人間の本質は集団としての生活や労働に存在する/人間の倫理の基礎は、科学と民主主義の拡大・発展を求める公的な感情や憤りにあり、これは類的存在としての人間の本性に基づくもの……であるが故に、「科学者の使命」については「科学の進歩が人権を擁護し、人類に幸福をもたらすように厳しく監視する責任がある」と言明され、先生の長い研究生活を支えた根幹の思いがうかがわれました。そして「核の平和利用と称して」「原子力発電の推進に協力」した科学者の福島原発事故被害者に対する加害責任を提起され、学術会議報告を批判するに至った先生の心情を感じました。

次に、「学術会議報告の問題点」として

  1. 被ばく事実の認定 被曝影響の個人差
  2. 内部被曝の危険性 ペトカウ効果
  3. 放射性微粒子の危険性

……これらの重要な事柄に関する学術会議の誤りに反論する多くのデータ提示がありました。
UNSCEARの’13年報告で被曝線量推定に採用されたデータは、放射線医学総合研究所による1080人(飯館村、川俣町、いわき市)の測定結果です。このデータを根拠に「事故による放射線被ばくに起因し得る」健康被害を「予測されない」としています。このデータに対して山田先生は、本行忠志氏(大阪大学・放射線生物学)の評価を紹介して批判されました。

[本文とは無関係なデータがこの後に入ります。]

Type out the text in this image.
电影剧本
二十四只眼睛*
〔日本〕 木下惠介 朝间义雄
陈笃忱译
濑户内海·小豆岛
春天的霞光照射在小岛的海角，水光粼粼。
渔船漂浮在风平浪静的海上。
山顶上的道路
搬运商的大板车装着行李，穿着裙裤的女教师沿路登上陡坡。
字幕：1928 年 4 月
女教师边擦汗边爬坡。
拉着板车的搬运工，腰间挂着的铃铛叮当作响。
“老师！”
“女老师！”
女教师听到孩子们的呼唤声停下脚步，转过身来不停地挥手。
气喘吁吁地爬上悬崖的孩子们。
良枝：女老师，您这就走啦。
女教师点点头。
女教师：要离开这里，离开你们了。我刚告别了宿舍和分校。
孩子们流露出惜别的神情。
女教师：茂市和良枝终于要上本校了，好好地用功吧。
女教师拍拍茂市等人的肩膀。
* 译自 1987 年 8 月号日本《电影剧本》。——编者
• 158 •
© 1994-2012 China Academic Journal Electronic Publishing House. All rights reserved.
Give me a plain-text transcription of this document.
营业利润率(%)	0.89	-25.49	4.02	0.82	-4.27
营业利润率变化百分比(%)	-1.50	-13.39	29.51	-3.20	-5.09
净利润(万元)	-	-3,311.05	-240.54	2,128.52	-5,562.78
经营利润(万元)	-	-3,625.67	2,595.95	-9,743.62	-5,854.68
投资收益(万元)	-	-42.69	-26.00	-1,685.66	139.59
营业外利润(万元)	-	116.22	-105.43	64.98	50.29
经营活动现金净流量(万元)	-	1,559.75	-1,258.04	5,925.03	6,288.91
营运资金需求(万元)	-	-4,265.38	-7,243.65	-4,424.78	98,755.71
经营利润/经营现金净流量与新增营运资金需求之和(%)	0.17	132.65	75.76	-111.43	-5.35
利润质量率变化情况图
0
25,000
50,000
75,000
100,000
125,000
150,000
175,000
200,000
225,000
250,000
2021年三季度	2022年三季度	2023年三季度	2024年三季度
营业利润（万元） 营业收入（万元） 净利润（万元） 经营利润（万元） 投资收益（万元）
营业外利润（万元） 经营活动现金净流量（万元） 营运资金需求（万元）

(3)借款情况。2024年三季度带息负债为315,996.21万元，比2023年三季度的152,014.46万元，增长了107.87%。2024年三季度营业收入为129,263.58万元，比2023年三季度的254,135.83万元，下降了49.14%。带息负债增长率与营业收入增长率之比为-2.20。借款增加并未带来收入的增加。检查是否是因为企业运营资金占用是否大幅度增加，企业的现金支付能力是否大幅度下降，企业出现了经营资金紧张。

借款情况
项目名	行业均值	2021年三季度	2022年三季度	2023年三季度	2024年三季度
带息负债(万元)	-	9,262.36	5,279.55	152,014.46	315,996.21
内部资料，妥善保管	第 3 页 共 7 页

「現実の被害」として本年6月30日現在、手術および細胞診による甲状腺がん患者193名が発見されています。「県民健康調査における中間とりまとめ(‘16年3月)」においても「地域がん登録で把握されている甲状腺がんの罹患統計などから推定される有病数にくらべて数十倍のオーダーで多い」との評価が出ていますが、報告は「本来比較されるべき数字ではない」と疫学理論に基づくことなく「多発」を否定します。

また、放射性物質の総放出量がチェルノブイリ事故の約1/7、ヨウ素131放出量は1/11として、「ベラルーシやウクライナの避難者集団の平均被ばく量と比べるとはるかに低い」と述べます。山田先生はノルウェー気象研究所のストール氏らの調査結果で反論されました。[Stohl, A. et al.Atmos. Chem. Phys. Discuss. 11, 28319-28394 (2011)]この件についての私からの質問に応えて、フロアーの渡辺悦司氏(市民と科学者の内部被曝問題研究会会員)からも汚染水問題を含む追加説明を頂き、福島原発事故の重大さを再び学ぶ機会となりました。

ご講演頂いた「報告」を批判する根拠となる貴重なデータ紹介を省いたセミナー報告になったことをお詫びします。